PET Imaging of Cyclooxygenase-2 in Multiple Sclerosis

This is an interventional diagnostic trial for Multiple Sclerosis focused on measuring PET Imaging, Multiple Sclerosis, Neuroinflammation, Neurological Symptoms, Cyclooxygenases Read More

• INCLUSION CRITERIA:
• Be male or female, aged >18.
• Female participants of childbearing potential must be using a medically acceptable means of contraception.
• Participants must be in good general health as evidenced by medical history and physical examination.
• All participants must have been enrolled under UMB protocol HP-00079860 (In vivo assessment of meningeal inflammation and its clinical impact in multiple sclerosis by 7 Tesla MRI), P.I. Daniel Harrison and have agreed to contact for future research.

EXCLUSION CRITERIA:

• Any medical contraindication to the procedures performed in the study, or any current severe medical or psychiatric illness other than MS. This includes contraindications to Celecoxib, such as aspirin sensitive asthma, and contraindications to ketoprofen, such as hypersensitivity to ketoprofen or history of upper or lower gastrointestinal bleeding.
• Behavioral symptoms that would preclude the gathering of data for the study, or advanced disease such that subjects cannot provide assent.
• Clinically significant abnormalities on EKG or safety labs. This includes CBC; acute care panel (Na, K, Cl, CO2, creatinine, glucose, urea nitrogen); hepatic panel (alkaline phosphatase, ALT, AST, bilirubin total, and bilirubin direct); mineral panel (albumin, calcium, magnesium, phosphorus).
• MRI performed >90 days before or after the PET scan
• Have taken NSAIDs for two weeks prior to the PET scan.
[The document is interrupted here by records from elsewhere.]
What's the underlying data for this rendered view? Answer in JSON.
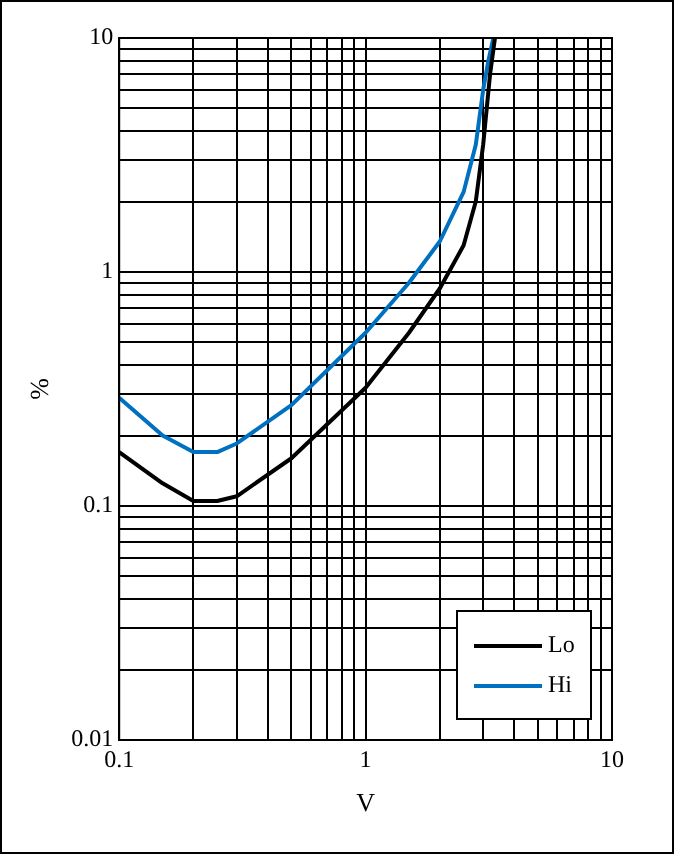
{
  "chart_data": {
    "type": "line",
    "xlabel": "V",
    "ylabel": "%",
    "log": "xy",
    "grid": true,
    "legend": "bottom right",
    "marker": "none",
    "line_style": "solid",
    "xlim": [
      0.1,
      10
    ],
    "ylim": [
      0.01,
      10
    ],
    "xticks": [
      0.1,
      {
        "value": 0.2,
        "label": null
      },
      {
        "value": 0.3,
        "label": null
      },
      {
        "value": 0.4,
        "label": null
      },
      {
        "value": 0.5,
        "label": null
      },
      {
        "value": 0.6,
        "label": null
      },
      {
        "value": 0.7,
        "label": null
      },
      {
        "value": 0.8,
        "label": null
      },
      {
        "value": 0.9,
        "label": null
      },
      1,
      {
        "value": 2,
        "label": null
      },
      {
        "value": 3,
        "label": null
      },
      {
        "value": 4,
        "label": null
      },
      {
        "value": 5,
        "label": null
      },
      {
        "value": 6,
        "label": null
      },
      {
        "value": 7,
        "label": null
      },
      {
        "value": 8,
        "label": null
      },
      {
        "value": 9,
        "label": null
      },
      10
    ],
    "yticks": [
      0.01,
      {
        "value": 0.02,
        "label": null
      },
      {
        "value": 0.03,
        "label": null
      },
      {
        "value": 0.04,
        "label": null
      },
      {
        "value": 0.05,
        "label": null
      },
      {
        "value": 0.06,
        "label": null
      },
      {
        "value": 0.07,
        "label": null
      },
      {
        "value": 0.08,
        "label": null
      },
      {
        "value": 0.09,
        "label": null
      },
      0.1,
      {
        "value": 0.2,
        "label": null
      },
      {
        "value": 0.3,
        "label": null
      },
      {
        "value": 0.4,
        "label": null
      },
      {
        "value": 0.5,
        "label": null
      },
      {
        "value": 0.6,
        "label": null
      },
      {
        "value": 0.7,
        "label": null
      },
      {
        "value": 0.8,
        "label": null
      },
      {
        "value": 0.9,
        "label": null
      },
      1,
      {
        "value": 2,
        "label": null
      },
      {
        "value": 3,
        "label": null
      },
      {
        "value": 4,
        "label": null
      },
      {
        "value": 5,
        "label": null
      },
      {
        "value": 6,
        "label": null
      },
      {
        "value": 7,
        "label": null
      },
      {
        "value": 8,
        "label": null
      },
      {
        "value": 9,
        "label": null
      },
      10
    ],
    "series": [
      {
        "name": "Lo",
        "color": "#000000",
        "x": [
          0.1,
          0.15,
          0.2,
          0.25,
          0.3,
          0.5,
          1,
          1.5,
          2,
          2.5,
          2.8,
          3,
          3.2,
          3.35
        ],
        "values": [
          0.17,
          0.125,
          0.105,
          0.105,
          0.11,
          0.16,
          0.32,
          0.55,
          0.85,
          1.3,
          2,
          3.5,
          7,
          10
        ]
      },
      {
        "name": "Hi",
        "color": "#0070c0",
        "x": [
          0.1,
          0.15,
          0.2,
          0.25,
          0.3,
          0.5,
          1,
          1.5,
          2,
          2.5,
          2.8,
          3,
          3.15,
          3.3
        ],
        "values": [
          0.29,
          0.2,
          0.17,
          0.17,
          0.185,
          0.27,
          0.55,
          0.9,
          1.35,
          2.2,
          3.5,
          6,
          8,
          10
        ]
      }
    ]
  }
}
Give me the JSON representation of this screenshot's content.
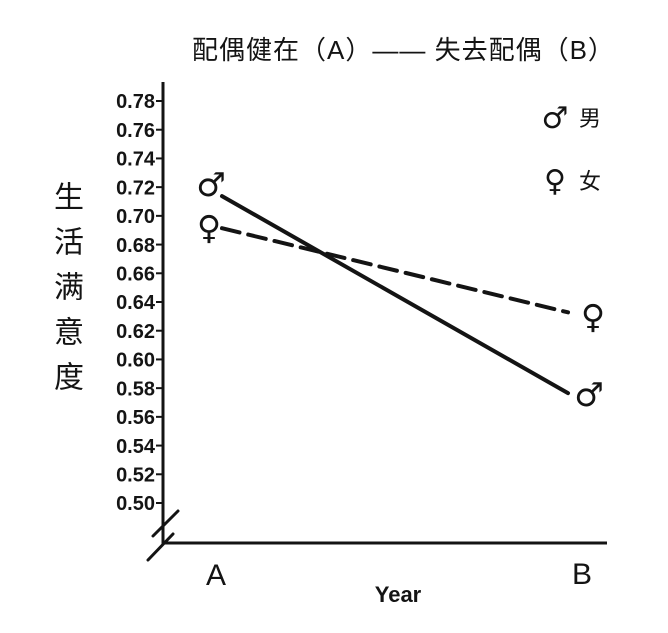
{
  "chart_data": {
    "type": "line",
    "title": "配偶健在（A）—— 失去配偶（B）",
    "xlabel": "Year",
    "ylabel": "生活满意度",
    "categories": [
      "A",
      "B"
    ],
    "ylim": [
      0.5,
      0.78
    ],
    "ytick_step": 0.02,
    "yticks": [
      "0.78",
      "0.76",
      "0.74",
      "0.72",
      "0.70",
      "0.68",
      "0.66",
      "0.64",
      "0.62",
      "0.60",
      "0.58",
      "0.56",
      "0.54",
      "0.52",
      "0.50"
    ],
    "axis_break": true,
    "grid": false,
    "legend_position": "top-right",
    "series": [
      {
        "name": "男",
        "marker": "♂",
        "line_style": "solid",
        "values": [
          0.72,
          0.58
        ]
      },
      {
        "name": "女",
        "marker": "♀",
        "line_style": "dashed",
        "values": [
          0.69,
          0.63
        ]
      }
    ],
    "legend": [
      {
        "symbol": "♂",
        "label": "男"
      },
      {
        "symbol": "♀",
        "label": "女"
      }
    ],
    "colors": {
      "ink": "#141414",
      "background": "#ffffff"
    }
  }
}
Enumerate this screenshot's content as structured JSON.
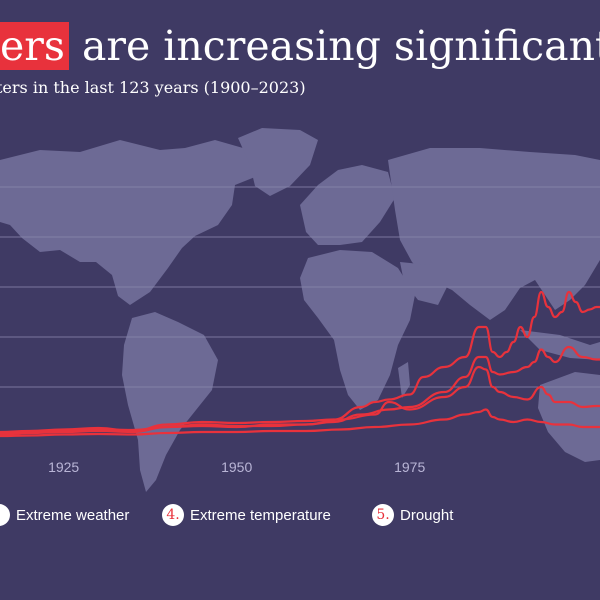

Have taken aspirin, corticosteroids (except for topical creams), or immunosuppressants (except for FDAapproved disease-modifying therapy for MS) in the prior month.
• Have other major neurological or medical diseases that may cause cognitive dysfunction, such as structural brain diseases, metabolic diseases, paraneoplastic syndromes, infectious diseases, or other significant neurological abnormalities.
• Have an unstable medical condition that, in the opinion of the investigators, makes participation unsafe (e.g., an active infection or untreated malignancy).
• Are unable to travel to the NIH.
• Have recent exposure to radiation related to research (e.g., PET from other research) that, when combined with this study, would be above the allowable limits.
• Have an inability to lie flat and/or lie still on the camera bed for at least two hours, including claustrophobia, overweight greater than the maximum for the scanner, and uncontrollable behavioral symptoms, which will be screened by an interview with the patient and/or caregiver during the screening visit.
• Pregnancy
• HIV infection
• Be NIMH staff or an NIH employee who is a subordinate/relative/co-worker of the investigators.

Exclusion of Children

Because this protocol has more than minimal risk from radiation exposure without possibility of direct benefit, inclusion of children is not appropriate.

Exclusion of Pregnant or Breastfeeding Women

Pregnant women will be excluded because this protocol involves exposure to ionizing radiation. Lactating women will be excluded because radioisotopes may be excreted in milk.

Exclusion of Participants who are HIV Positive

Persons with HIV infection are excluded because HIV infection itself may cause neuroinflammation, and we wish to specifically study the effect of MS on neuroinflammation.

Exclusion of Participation of NIH Staff or family members of study team members NIH staff and family members of study team members may not be enrolled in this study.